DistributedSampler with IterDataPipe
Closed this issue · 2 comments
Hi!
I am unable to use distributed.DistributedSampler
with DataLoader
. It seems like IterDataPipe
is incompatible with DistributedSampler
.
I attach a code snippet. The last line, using the distributed sampler for the dataloader gives the error below.
train_dataset = bigearthnet.BigEarthNet(args.data, split='train', skip_integrity_check=True)

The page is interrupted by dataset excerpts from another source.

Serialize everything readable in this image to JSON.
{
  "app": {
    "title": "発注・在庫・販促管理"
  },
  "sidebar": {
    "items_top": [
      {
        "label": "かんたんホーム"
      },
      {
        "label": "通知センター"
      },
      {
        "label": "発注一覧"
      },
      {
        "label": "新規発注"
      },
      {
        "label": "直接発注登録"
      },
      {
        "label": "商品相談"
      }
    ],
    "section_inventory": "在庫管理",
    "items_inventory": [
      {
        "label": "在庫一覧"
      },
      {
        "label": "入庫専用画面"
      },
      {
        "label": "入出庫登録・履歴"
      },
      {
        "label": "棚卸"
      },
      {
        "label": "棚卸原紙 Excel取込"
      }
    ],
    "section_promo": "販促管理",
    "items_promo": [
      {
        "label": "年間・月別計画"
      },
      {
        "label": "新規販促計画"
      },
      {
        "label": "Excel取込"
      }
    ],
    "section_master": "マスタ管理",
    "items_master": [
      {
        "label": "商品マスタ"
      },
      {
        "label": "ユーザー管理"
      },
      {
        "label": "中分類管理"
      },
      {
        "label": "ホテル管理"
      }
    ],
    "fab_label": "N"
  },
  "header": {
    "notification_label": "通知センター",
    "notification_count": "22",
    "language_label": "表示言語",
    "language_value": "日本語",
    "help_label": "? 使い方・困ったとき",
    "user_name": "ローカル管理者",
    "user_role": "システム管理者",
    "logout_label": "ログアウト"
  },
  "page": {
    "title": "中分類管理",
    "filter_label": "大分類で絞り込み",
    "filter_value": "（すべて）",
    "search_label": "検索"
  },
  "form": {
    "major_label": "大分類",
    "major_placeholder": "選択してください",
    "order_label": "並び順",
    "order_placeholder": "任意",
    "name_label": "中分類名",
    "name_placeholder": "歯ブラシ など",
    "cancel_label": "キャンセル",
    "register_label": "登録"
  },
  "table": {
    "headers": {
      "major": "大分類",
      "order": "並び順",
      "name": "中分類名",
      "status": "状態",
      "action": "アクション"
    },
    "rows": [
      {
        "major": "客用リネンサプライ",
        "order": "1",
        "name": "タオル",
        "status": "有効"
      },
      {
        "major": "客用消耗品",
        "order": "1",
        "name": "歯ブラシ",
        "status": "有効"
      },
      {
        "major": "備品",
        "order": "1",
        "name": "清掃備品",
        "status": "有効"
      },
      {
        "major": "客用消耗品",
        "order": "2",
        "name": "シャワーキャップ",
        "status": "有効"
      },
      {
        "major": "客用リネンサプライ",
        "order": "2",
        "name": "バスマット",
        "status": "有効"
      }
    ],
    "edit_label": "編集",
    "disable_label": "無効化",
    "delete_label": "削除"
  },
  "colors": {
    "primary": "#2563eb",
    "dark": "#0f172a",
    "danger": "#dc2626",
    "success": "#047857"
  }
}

train_sampler = torch.utils.data.distributed.DistributedSampler(train_dataset)
train_loader = torch.utils.data.DataLoader(
train_dataset, batch_size=args.batch_size, shuffle=(train_sampler is None),
num_workers=args.workers, pin_memory=True, sampler=train_sampler)
ValueError: DataLoader with IterableDataset: expected unspecified sampler option,
but got sampler=<torch.utils.data.distributed.DistributedSampler object at 0x7fbbe1e616d0>
Any help or guidance is highly appreciated! Thanks in advance!
Hi @miquel-espinosa,
First, as far as I know, DistributedSampler is not supported for the IterableDataset. Please refer to this question.
To work with the BigEarthNet dataset, we highly recommend you to use our code in RSI-Classification repo. It works with Dataset4EO and supports DDP as well.
If you still need a working example of using IterDataPipe with DistributedSampler support (by shading data manully). We will try to add a working example ASAP.
Hi @ShadowXZT,
Thanks for all the information. I will have a look at the RSI-Classification repository.